Though hardly ideal for starting work on the follow-up to a smash success, Reznor's alienation and artistic paralysis ultimately fostered an outpouring of creativity that would result in a sprawling, double-disc helping of music so dense that it's still revealing aspects of itself even 16 years later. In a 2013 CBC radio broadcast, when asked how he coped with the quintuple-platinum success of 1994's The Downward Spiral, Reznor chuckled and answered with one word: "poorly." But his answer, though it may have held true for his personal life, doesn't tell the whole story. Eventually, Reznor coped by concentrating all of his energy on making The Fragile, a monument to focus under duress.

After two years' worth of lacerating, physically destructive performances in support of 1994's The Downward Spiral, Reznor understandably found himself feeling depleted on several levels. But once he did manage to summon the will, he more than made up for his initial lack of drive by spending 18 hours a day in his studio (then based in New Orleans) for two years straight. So when Reznor sings "too f----d up to care anymore" in a mechanized drone on opening track, "Somewhat Damaged," he certainly isn't referring to his attitude towards the music.

The Fragile clocks-in at an hour and 43 minutes, but the fact that the album was conceived as a masterwork reveals itself not only in its scale but also in the lavish attention to detail that went into its construction. While Reznor certainly emphasized texture and reached for a sense of epic grandeur on The Downward Spiral, he upped the ante on The Fragile, which captures him focusing less on traditional hooks and "songs" per se and more on sonic layering. "The writing, production, arranging and sound design all took place at the same time," he explained in another interview from the period.
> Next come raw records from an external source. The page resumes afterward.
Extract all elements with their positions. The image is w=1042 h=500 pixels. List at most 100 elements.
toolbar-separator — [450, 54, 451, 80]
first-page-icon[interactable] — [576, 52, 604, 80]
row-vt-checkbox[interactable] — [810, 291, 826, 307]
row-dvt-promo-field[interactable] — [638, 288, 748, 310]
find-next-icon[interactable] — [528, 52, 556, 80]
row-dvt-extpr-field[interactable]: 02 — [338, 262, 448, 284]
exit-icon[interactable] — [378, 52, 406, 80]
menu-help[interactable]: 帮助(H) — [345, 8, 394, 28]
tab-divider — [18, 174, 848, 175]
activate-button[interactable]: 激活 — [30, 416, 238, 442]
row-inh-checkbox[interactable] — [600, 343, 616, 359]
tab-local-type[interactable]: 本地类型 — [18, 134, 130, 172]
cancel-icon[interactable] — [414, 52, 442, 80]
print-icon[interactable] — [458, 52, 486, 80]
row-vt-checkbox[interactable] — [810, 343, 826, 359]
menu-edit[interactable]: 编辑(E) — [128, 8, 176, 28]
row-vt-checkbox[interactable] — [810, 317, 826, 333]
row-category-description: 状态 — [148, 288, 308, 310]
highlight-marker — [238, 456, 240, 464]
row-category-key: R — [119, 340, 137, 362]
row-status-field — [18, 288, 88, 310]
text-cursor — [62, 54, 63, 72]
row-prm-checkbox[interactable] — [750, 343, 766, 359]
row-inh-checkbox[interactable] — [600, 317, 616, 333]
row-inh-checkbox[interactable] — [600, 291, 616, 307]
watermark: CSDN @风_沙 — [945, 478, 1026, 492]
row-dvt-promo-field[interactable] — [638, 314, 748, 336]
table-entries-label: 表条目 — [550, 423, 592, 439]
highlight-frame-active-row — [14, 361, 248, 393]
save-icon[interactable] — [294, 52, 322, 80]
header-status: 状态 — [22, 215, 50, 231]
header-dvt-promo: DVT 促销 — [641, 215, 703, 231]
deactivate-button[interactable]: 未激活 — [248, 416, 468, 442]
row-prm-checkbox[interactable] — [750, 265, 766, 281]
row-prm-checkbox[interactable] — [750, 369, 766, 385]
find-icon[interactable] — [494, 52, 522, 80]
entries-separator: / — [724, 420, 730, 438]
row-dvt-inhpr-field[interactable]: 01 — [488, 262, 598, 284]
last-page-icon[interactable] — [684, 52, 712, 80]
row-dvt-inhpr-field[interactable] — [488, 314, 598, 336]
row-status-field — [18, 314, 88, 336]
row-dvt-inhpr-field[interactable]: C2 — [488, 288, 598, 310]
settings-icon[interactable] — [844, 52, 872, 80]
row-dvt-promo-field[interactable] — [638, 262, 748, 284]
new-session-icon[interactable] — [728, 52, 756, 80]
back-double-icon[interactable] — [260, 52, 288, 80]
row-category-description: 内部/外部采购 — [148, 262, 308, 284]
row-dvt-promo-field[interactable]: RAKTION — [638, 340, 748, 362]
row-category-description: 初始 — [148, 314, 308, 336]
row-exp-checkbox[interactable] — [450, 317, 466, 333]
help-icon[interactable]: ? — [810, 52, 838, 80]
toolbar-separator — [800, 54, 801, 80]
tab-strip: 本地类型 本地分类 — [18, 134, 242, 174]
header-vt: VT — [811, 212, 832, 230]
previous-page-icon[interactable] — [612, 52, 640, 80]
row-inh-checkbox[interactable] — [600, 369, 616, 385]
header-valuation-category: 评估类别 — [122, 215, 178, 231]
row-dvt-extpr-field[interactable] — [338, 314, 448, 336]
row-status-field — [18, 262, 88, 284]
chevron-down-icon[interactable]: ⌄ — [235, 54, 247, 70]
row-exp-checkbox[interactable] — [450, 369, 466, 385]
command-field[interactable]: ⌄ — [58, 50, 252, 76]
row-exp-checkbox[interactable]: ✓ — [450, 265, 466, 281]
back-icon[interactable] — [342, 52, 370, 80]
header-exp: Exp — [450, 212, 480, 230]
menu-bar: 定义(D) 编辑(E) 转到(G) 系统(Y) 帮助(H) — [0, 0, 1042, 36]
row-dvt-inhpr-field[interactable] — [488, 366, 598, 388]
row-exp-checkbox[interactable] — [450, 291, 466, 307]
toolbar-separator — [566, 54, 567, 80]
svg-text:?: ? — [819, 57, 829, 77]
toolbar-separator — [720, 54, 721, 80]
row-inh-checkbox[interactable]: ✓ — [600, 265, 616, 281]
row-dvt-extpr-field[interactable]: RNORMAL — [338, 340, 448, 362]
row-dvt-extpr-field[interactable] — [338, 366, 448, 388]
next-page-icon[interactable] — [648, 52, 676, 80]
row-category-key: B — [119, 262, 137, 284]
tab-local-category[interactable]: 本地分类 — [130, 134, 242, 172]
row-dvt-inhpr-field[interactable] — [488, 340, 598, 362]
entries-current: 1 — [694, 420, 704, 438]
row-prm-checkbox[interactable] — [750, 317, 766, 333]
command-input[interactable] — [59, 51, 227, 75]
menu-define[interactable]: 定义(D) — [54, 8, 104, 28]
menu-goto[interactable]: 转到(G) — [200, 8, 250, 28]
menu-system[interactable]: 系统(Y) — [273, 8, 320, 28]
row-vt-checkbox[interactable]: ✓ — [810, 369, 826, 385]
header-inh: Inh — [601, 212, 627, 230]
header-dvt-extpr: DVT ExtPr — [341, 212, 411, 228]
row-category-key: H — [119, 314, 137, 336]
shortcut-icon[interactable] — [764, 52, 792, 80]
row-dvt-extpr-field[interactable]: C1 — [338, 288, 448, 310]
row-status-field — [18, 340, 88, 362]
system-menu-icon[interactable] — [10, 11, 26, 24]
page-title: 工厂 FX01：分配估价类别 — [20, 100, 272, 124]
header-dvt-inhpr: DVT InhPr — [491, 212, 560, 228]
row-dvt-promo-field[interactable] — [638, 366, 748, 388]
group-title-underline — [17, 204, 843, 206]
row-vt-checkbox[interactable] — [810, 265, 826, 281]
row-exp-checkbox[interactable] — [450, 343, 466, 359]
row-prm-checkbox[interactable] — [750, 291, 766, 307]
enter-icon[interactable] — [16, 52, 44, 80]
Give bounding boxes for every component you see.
Songs like "Even Deeper," for example -- with its lengthy middle section of whispered vocals, synths that mimic a haunting orchestral passage and dobro-like slide guitar (co-mixed by Dr. Dre) -- highlight how much Reznor had embraced refinement over bombast. Though he screams plenty throughout the album, most of the time, the effect is tempered by the rest of the instrumentation as well as what can only be described as adult angst. Yes, Reznor's fixation with suicide carries over from The Downward Spiral, but he mostly forgoes provocative references to bodily harm and self-loathing in favor of a contemplative melancholy that verges on resignation. Co-producer Alan Moulder's mixing choices also underscore the shift in mood.

For every moment where Reznor lashes out -- the buzzsaw electro-punk throb of "No You Don't" and "Starf---ers, Inc." -- there are a dozen where he simply takes stock of his own crushing sense of isolation and sits there with no outside parties to excoriate for how he feels. At the cusp of adulthood after growing up in the public eye, Reznor was clearly growing into the role of "mature artist." Take "La Mer," a gentle instrumental built on an out-of-tune piano that swells as it becomes increasingly misshapen by experimental sounds. Or the hip-swaying new wave funk of "Into the Void," which makes despair sound downright sexy and transforms brooding into stylish elegance.
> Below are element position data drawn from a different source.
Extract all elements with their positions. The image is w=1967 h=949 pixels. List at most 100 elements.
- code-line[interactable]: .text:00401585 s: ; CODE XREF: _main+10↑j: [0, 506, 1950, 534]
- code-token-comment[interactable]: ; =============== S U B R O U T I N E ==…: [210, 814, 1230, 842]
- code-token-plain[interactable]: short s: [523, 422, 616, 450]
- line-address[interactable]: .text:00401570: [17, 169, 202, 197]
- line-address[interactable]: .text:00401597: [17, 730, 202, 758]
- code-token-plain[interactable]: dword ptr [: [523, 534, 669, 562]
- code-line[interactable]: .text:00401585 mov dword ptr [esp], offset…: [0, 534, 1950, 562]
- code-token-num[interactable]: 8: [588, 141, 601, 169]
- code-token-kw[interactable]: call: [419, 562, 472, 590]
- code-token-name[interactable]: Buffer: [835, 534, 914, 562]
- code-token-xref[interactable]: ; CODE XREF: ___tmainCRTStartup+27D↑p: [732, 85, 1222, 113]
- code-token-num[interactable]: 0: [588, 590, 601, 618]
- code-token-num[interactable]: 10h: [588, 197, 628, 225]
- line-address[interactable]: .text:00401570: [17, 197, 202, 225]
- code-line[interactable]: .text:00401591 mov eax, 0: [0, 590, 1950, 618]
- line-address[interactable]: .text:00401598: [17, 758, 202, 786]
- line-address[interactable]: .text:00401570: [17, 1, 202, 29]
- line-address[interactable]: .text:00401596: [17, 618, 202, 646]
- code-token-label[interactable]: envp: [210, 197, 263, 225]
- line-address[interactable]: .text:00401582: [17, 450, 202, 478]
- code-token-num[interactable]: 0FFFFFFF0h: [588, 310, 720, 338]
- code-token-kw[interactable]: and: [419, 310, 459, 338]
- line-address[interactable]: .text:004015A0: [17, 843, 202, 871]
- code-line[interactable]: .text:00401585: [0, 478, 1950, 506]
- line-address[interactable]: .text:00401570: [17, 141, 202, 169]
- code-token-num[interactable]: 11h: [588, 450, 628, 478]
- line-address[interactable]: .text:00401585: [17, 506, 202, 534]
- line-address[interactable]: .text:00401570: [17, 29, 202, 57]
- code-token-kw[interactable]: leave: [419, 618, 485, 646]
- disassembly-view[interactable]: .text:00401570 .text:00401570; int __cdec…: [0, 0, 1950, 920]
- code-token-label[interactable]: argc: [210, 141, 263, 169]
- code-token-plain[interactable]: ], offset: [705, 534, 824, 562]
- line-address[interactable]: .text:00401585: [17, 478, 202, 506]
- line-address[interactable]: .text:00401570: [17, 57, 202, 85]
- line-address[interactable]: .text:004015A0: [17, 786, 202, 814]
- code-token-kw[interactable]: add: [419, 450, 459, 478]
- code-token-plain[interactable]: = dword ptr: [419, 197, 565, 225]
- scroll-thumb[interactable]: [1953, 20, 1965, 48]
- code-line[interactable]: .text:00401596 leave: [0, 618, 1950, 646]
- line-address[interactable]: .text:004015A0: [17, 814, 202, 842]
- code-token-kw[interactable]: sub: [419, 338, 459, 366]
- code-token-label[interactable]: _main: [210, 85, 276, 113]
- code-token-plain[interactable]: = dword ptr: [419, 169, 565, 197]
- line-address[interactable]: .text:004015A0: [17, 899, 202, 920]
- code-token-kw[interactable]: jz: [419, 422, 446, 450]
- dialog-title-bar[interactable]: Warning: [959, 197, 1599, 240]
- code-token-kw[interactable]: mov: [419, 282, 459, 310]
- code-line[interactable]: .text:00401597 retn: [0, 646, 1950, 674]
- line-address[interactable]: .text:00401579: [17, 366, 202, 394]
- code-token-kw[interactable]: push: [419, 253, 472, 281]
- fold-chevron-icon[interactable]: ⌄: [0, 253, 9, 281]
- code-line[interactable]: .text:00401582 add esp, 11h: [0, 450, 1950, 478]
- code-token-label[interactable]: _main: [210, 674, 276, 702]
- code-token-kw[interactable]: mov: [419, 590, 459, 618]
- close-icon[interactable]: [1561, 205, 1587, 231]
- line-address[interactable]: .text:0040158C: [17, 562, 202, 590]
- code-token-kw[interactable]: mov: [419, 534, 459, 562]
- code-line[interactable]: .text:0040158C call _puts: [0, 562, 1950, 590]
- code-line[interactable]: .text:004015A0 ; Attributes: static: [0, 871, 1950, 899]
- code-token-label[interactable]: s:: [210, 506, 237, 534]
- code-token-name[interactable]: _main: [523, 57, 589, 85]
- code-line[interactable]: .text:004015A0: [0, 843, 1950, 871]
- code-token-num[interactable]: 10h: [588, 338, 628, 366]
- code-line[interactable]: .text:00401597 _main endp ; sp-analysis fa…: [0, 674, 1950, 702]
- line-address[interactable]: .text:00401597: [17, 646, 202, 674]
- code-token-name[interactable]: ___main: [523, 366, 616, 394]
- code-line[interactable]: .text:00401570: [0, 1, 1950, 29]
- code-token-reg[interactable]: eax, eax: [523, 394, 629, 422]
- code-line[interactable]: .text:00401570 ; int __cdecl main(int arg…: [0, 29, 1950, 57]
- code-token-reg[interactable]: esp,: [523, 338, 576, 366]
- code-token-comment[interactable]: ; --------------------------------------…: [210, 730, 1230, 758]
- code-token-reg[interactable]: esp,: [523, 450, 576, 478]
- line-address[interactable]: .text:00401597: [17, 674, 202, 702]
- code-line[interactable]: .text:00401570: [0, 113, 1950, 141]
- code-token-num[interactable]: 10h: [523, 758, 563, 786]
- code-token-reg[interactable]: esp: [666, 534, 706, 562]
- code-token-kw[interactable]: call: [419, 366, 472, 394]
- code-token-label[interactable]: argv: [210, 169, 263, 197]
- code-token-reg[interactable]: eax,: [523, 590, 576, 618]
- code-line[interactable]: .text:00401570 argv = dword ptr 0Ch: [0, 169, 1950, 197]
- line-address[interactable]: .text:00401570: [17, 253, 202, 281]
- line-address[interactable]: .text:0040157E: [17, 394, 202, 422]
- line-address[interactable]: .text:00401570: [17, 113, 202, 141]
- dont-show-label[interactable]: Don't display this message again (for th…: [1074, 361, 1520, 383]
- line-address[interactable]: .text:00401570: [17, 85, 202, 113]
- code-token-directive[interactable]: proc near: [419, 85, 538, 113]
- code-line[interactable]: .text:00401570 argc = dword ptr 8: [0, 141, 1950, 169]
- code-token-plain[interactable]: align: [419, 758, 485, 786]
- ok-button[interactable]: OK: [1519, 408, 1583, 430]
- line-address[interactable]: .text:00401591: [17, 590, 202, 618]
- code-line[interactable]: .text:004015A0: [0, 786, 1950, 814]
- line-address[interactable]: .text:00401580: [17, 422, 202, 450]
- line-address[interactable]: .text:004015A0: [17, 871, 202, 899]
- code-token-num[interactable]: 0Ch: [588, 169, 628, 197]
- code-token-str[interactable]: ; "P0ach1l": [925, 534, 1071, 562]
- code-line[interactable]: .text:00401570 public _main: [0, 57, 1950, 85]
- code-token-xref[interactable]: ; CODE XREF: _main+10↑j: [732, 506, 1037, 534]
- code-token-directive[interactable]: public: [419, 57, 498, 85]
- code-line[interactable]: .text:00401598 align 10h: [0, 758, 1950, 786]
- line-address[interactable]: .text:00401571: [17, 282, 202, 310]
Naturally, after two years of burying his nose in a recording console, Reznor found himself seeking outside help to put the final running order of the songs together. For that task, he enlisted Bob Ezrin -- best known for producing Pink Floyd's The Wall. (According to the liner credits, Ezrin "provided final continuity and flow.") At times, The Fragile can seem like a lot to digest, particularly in the first few sittings and especially if you try to tackle the entire album at once. But even if you're a listener that finds it unwieldy at times, you're likely to find sublime reward in the way the album reflects Reznor's unwavering dedication to his craft.
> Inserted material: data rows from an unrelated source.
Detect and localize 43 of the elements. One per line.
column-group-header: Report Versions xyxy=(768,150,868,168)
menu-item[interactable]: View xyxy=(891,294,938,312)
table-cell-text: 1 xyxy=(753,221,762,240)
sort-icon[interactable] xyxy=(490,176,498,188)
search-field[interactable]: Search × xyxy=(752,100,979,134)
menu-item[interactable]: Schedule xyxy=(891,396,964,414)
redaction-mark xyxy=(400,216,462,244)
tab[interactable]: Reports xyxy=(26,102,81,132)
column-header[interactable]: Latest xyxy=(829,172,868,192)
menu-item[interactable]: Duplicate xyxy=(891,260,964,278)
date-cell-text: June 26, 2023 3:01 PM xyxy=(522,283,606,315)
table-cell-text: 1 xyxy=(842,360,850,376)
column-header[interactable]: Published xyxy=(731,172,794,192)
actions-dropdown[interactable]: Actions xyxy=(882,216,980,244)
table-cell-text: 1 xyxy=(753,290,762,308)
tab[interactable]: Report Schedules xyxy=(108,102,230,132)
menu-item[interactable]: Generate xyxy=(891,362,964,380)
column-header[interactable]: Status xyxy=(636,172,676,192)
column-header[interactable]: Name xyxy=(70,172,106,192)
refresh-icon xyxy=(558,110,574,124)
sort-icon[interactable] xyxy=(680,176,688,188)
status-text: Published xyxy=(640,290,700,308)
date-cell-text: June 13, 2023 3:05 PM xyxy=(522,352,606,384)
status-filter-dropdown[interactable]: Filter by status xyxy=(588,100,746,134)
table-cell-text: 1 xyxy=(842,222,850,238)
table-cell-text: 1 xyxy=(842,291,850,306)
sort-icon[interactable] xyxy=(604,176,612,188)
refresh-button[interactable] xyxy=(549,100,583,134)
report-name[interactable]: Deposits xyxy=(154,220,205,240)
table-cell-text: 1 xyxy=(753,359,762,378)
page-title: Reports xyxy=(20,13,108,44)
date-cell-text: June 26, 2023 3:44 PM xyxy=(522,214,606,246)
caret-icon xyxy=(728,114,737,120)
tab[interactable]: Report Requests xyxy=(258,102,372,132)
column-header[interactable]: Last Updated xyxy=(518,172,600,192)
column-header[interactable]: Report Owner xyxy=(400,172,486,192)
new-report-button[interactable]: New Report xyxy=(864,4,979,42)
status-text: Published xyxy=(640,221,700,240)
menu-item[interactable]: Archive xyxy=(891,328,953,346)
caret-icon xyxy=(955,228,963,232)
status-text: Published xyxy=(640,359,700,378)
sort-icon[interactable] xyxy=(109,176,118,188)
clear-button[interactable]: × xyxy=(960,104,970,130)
With some works of art, you can see clearly within the very fabric of the work that the artist had to wrestle with the material while trying to make a masterpiece. The Fragile certainly falls into that category, and in that regard it's almost a moot point whether Reznor "succeeded." (If you're among the listeners that thinks so, then welcome to double-album heaven.) Either way, in its musical variety and in the undeniable ambition that define it, The Fragile arguably contains elements that would appeal to fans of any particular NIN era. It also works as Exhibit A for why Reznor has been so effective at making music that appeals to listeners regardless of whether they can relate to his unhappiness at the time of listening. Whatever emotional state you happen to be in, the sumptuousness of The Fragile will keep your ears busy for a long, long time.